Upon arrival, I make my own judgment. I’ve been to 153 different tracks, so it takes a lot to impressive me nowadays.
Mark down Ventura (Calif.) Raceway as must-visit race track. All the rave reviews and hype I heard about it before hand are true. The fifth-mile clay oval sits on Seaside Beach in Ventura. The facility is less than a quarter-mile off the Pacific Ocean, creating a true problem for those sitting at the top of the grandstands — watch the action or turnaround for a beautiful ocean view.
The size of the track creates great close-quarters racing. The USAC Western Midgets, VRA Sprint Cars and Focus Midgets put on a great open-wheel show. Other evenings, the track also runs IMCA modifieds and dwarf cars. The track begins early and a 10 p.m. curfew makes a solid action-packed evening. Jim Naylor is truly a “throwback” promoter with many unique race promotion events. Naylor also doubles with Jammy Ernest as the track announcer. Track General Manager Cliff Morgan heads up the race control.

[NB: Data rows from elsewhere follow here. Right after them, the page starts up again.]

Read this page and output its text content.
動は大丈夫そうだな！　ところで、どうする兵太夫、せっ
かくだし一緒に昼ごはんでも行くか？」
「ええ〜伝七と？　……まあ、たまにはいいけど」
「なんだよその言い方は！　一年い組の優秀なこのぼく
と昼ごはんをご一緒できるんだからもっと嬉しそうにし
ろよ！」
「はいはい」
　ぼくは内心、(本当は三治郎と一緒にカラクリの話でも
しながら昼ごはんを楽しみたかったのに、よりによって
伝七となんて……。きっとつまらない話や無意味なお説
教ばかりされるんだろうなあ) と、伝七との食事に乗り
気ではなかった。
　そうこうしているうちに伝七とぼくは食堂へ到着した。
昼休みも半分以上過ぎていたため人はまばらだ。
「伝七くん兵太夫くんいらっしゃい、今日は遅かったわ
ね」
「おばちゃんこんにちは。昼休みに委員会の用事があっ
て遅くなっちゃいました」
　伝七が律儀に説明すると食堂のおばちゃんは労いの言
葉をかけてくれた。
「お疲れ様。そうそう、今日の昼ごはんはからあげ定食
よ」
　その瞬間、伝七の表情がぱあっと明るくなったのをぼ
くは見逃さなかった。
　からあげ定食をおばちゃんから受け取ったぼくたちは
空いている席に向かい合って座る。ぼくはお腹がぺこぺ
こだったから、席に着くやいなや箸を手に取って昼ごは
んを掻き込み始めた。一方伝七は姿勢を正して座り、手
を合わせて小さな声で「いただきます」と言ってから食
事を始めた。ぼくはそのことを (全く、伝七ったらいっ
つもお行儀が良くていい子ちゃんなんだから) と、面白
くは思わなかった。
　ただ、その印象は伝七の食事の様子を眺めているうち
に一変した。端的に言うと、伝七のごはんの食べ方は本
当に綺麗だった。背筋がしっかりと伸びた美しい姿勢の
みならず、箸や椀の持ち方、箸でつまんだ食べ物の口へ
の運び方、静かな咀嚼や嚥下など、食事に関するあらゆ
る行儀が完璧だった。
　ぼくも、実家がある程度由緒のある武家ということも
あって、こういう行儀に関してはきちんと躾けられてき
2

The track infrastructure, various food vendors, a different souvenir program for each night of racing, and “Race Track Bingo” are just a few of the luxuries at Ventura. My biggest surprise upon talking with Naylor is that he has never been named Racing Promotion Monthly Promoter of the Year. A good many track promoters could learn a few lessons by visiting Naylor’s facility.
The VRA Sprint Cars Series continues to grow each year and provides a solid open-wheel racing program along with a Senior Sprint Car division. The VRA Series has been as important to non-wing sprint-car growth on the West Coast as the USAC-CRA Series, but it receives far less exposure.
Naylor has also helped keep the USAC Ford Focus Dirt Midget Series alive in California with the track hosting 75 percent of the series’s events this season. The track is also home to Cory Kruseman’s Open Wheel Driving School.
Naylor has battled the city council and local residents about noise levels and worked out a great program to keep racing alive at the facility. But most importantly is that Ventura is the closest dirt track to Los Angeles. It is important for the sport that a dirt track like Ventura remains operating close to a major metropolitan city like the City of Angels.
The recent USAC Western event drew both of Cruz Pedregon’s Toyota-powered cars. Sammy Swindell used the event to shakedown the No. 75, which he will pilot in January’s O’Reilly Chili Bowl. Cruz himself, on an off-NHRA weekend, drove the second car to a solid 10th-place finish. Josh Wise joins the team as the third driver in January at the Tulsa, Okla., event.
Shane Scully, who appeared headed for the 2002 USAC Western Championship before flipping out of Belleville, will make his return to the cockpit during the Chili Bowl.